She Kicks Me Out From Time to Time

Shelley kicks me out from time to time.

She will look me in the eye, like she did about 10 minutes ago, and says, “I don’t know where you can go but you need get away. You need to go spend the night somewhere.” She said that, not because she is mad or we are in a fight. Not because she is sick of me or needs a break.

She kicks me out because she knows that about once a year I need it for my own good. She knows what I need to refuel and she helps make it happen.

This is one of the ways we have learned to embrace each others differences for the others good. The fact that Shelley is an extrovert and I am an introvert matter deeply to our understanding of how to love each other well. (See We Are Different)

Early in our marriage, Shelley figured out that I needed alone time every now and then to think and refuel. By “alone time” I mean either an entire day or couple of days away from everything and everyone. She figured this out about me because I told her. I’m not sure that she understood it at first since we are so different, but she sacrificed to understand it.

I work in an extrovert’s world as a pastor. There is tons of output. There is a lot of time spent around people and I love it! But, the longer I am around people the more I am drained. The more I am drained, the more challenging it becomes for me to love people well, including my family.

For me to love well and to be emotionally healthy, Shelley has learned that I need to intentionally refuel. We are very different, so she has had to work to learn what I need and embrace it for my good. The same is true for me. I have had to learn and adjust to what she needs.

She helps me refuel in two basic ways.

1. The Little Fuel
Reality for most people, like us, is that every time we need to refuel, we can’t drop life and get out of town. But we can learn the little things along the way that help refuel our spouse.

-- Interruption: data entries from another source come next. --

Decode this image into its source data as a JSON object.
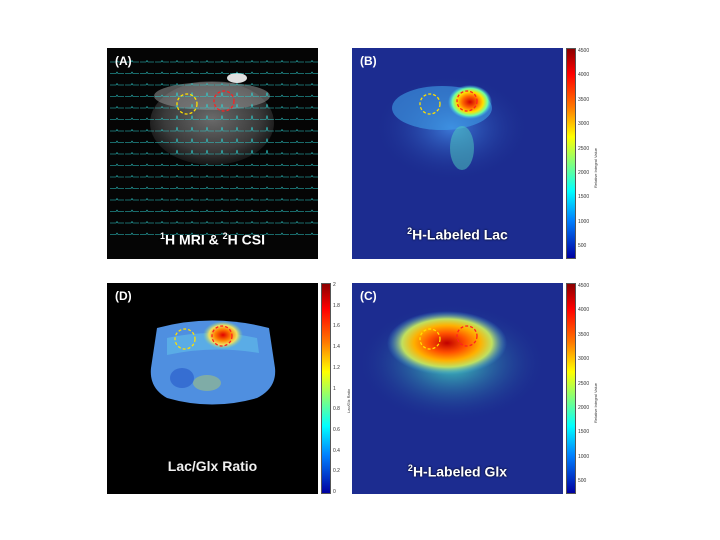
{
  "panels": {
    "a": {
      "label": "(A)",
      "caption_main_1": "1",
      "caption_main_2": "H MRI & ",
      "caption_main_3": "2",
      "caption_main_4": "H CSI"
    },
    "b": {
      "label": "(B)",
      "caption_sup": "2",
      "caption_text": "H-Labeled Lac",
      "colorbar": {
        "title": "Relative Integral Value",
        "ticks": [
          "4500",
          "4000",
          "3500",
          "3000",
          "2500",
          "2000",
          "1500",
          "1000",
          "500"
        ]
      }
    },
    "d": {
      "label": "(D)",
      "caption_text": "Lac/Glx Ratio",
      "colorbar": {
        "title": "Lac/Glx Ratio",
        "ticks": [
          "2",
          "1.8",
          "1.6",
          "1.4",
          "1.2",
          "1",
          "0.8",
          "0.6",
          "0.4",
          "0.2",
          "0"
        ]
      }
    },
    "c": {
      "label": "(C)",
      "caption_sup": "2",
      "caption_text": "H-Labeled Glx",
      "colorbar": {
        "title": "Relative Integral Value",
        "ticks": [
          "4500",
          "4000",
          "3500",
          "3000",
          "2500",
          "2000",
          "1500",
          "1000",
          "500"
        ]
      }
    }
  },
  "colors": {
    "roi_yellow": "#ffe000",
    "roi_red": "#ff2020",
    "grid_cyan": "#2fd0d0"
  }
}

Here is what Shelley knows about me.

  • I Need Expected Little Fuel – For me that is exercise. I need 3-4 days a week to get out and run or ride my bike. I get the benefit of being healthier but the main thing it does for me is help my mind process whatever needs processing. It is a stress release and Shelley understands that. She has never once complained to me about my need to get out run. She knows I need it.
  • I Need Unexpected Little Fuel – Sometimes Shelley just knows I need what we call a “pick-me-up”. It is usually something very simple. Just the other day Shelley noticed that I was tired and needed a “pick-me-up.” Without me knowing, she took the initiative to get me some “unexpected fuel.” She said, “I bought you a little surprise today.” I little while later she handed me a candy bar. Silly? Maybe. But it was a simple, unexpected fuel to lift me up a little.

2. The Big Fuel
Big fuel happens for me about once a year. It is the “you need to go spend the night away by yourself” moments. Not everyone needs or is able to do this. There have been times when spending a night a way has not been practical. One those occasions, I just take a day and go somewhere where I can think, pray, and rest.

There are those times when it has worked out for me to get away for night alone. The key is that Shelley knows that I need it and she encourages me to go. It is something I don’t take for granted.

Helping each other refuel can look many different ways in all marriages but I think these thoughts are important.

1) Learn what refuels your spouse and sacrifice to make it happen.

For me to get way requires a sacrifice on Shelley’s part. If you and your spouse are different, like Shelley and I, part of the sacrifice is simply embracing the differences and adjusting to them.

2) Be honest with your spouse about what refuels you.

I don’t like guessing games in any part of marriage. If you want your spouse to understand what you need along the way, don’t expect them to figure it out. In a gracious, non-demanding way tell them.

We all know that being refueled helps the health of your marriage. So help each other.

Be like Shelley. Kick each other out from time to time.